Look at any image of Jupiter and one feature is hard to ignore—its “Great Red Spot,” a massive storm raging close to its equator.
It’s so iconic that it’s unusual to see an image of Jupiter without it, despite the fact that Jupiter rotates once in just under 10 hours.
That spot, however, is shrinking. Scientists now think they know why.
Swirling Oval
A storm roughly the diameter of Earth, the Great Red Spot, is in Jupiter’s southern hemisphere and has been raging since at least 1831. A swirling, red-orange oval of high pressure more than 10,000 miles wide, it has 425 miles per hour winds that blow counterclockwise.
That makes it not a cyclone, but an anticyclone.
There are many unknowns about this massive storm. Astronomers don’t know how old it is, why it formed or why it’s red. What they do know is that it’s been getting smaller over the last 100 years, particularly in the last 50 years.
Smaller Storms
Now, new research is figuring out why the Great Red Spot is shrinking. Revealed in a paper published in the journal Icarus, a series of 3D simulations of the Great Red Spot and Jupiter’s atmosphere included interactions between it and smaller storms. The results suggest that the presence of other storms strengthens the Great Red Spot, causing it to grow larger. Without them, it shrinks.
“We found through numerical simulations that by feeding the Great Red Spot a diet of smaller storms, as has been known to occur on Jupiter, we could modulate its size,” said Caleb Keaveney, lead author and a Ph.D. student in Yale’s Graduate School of Arts and Sciences.
Earth’s Weather
The work has implications for predicting extreme weather on Earth. High-pressure systems in the westerly jet streams that circulate across Earth’s mid-latitudes—a major factor in heat waves and droughts—may be linked to high-pressure eddies and anticyclones.
“Our study has compelling implications for weather events on Earth,” said Keaveney. “Interactions with nearby weather systems have been shown to sustain and amplify heat domes, which motivated our hypothesis that similar interactions on Jupiter could sustain the Great Red Spot.

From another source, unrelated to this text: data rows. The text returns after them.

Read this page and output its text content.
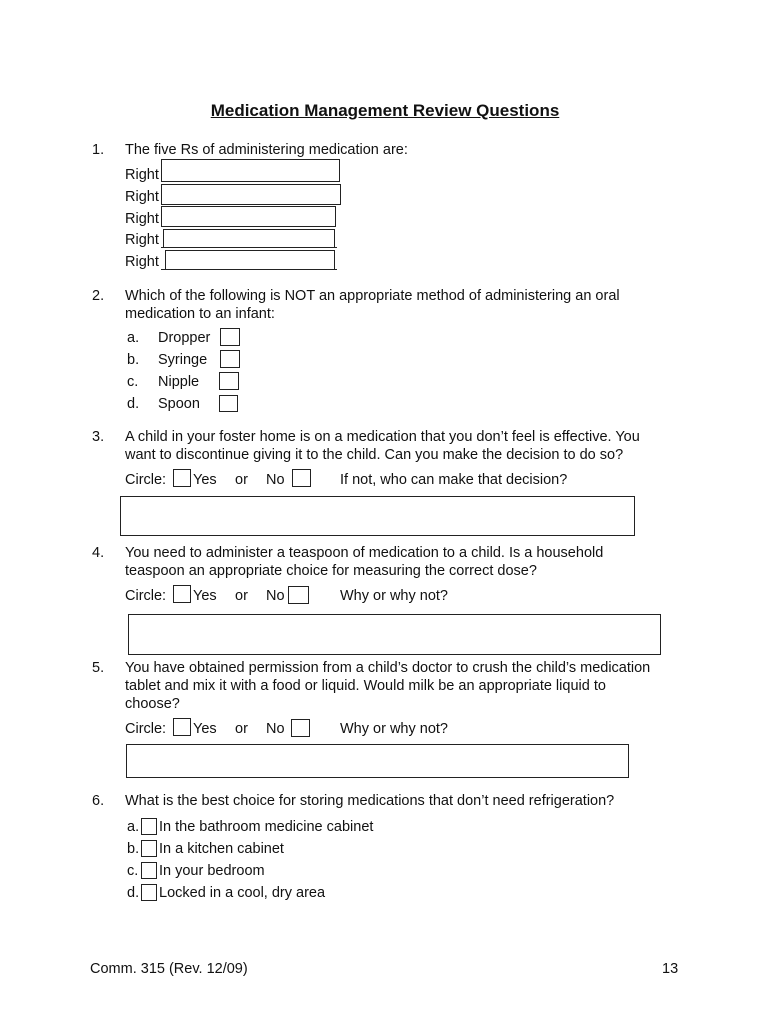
Medication Management Review Questions
1. The five Rs of administering medication are:
Right
Right
Right
Right
Right
2. Which of the following is NOT an appropriate method of administering an oral
medication to an infant:
a. Dropper
b. Syringe
c. Nipple
d. Spoon
3. A child in your foster home is on a medication that you don’t feel is effective. You
want to discontinue giving it to the child. Can you make the decision to do so?
Circle: Yes or No	If not, who can make that decision?
4. You need to administer a teaspoon of medication to a child. Is a household
teaspoon an appropriate choice for measuring the correct dose?
Circle: Yes or No	Why or why not?
5. You have obtained permission from a child’s doctor to crush the child’s medication
tablet and mix it with a food or liquid. Would milk be an appropriate liquid to
choose?
Circle: Yes or No	Why or why not?
6. What is the best choice for storing medications that don’t need refrigeration?
a. In the bathroom medicine cabinet
b. In a kitchen cabinet
c. In your bedroom
d. Locked in a cool, dry area
Comm. 315 (Rev. 12/09)	13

In validating that hypothesis, we provide additional support to this understanding of heat domes on Earth.”
Potato-Shaped Moon
In May, Juno returned an image of the moon Amalthea above Jupiter’s “Great Red Spot.” According to NASA, a tiny potato-shaped moon with a radius of just 52 miles (84 kilometers), Amalthea is the reddest object in the solar system. That could be because it gives out more heat than it receives from the sun, possibly because electric currents are induced in the moon’s core.
However, since Amalthea takes less than half a day to orbit Jupiter, its temperature could be due to tidal stresses caused by Jupiter’s gravity, which creates a lot of friction and heat within it.
Planetary scientists had not seen an image of the moon since 2000 when NASA’s Galileo spacecraft revealed impact craters, hills and valleys on Amalthea.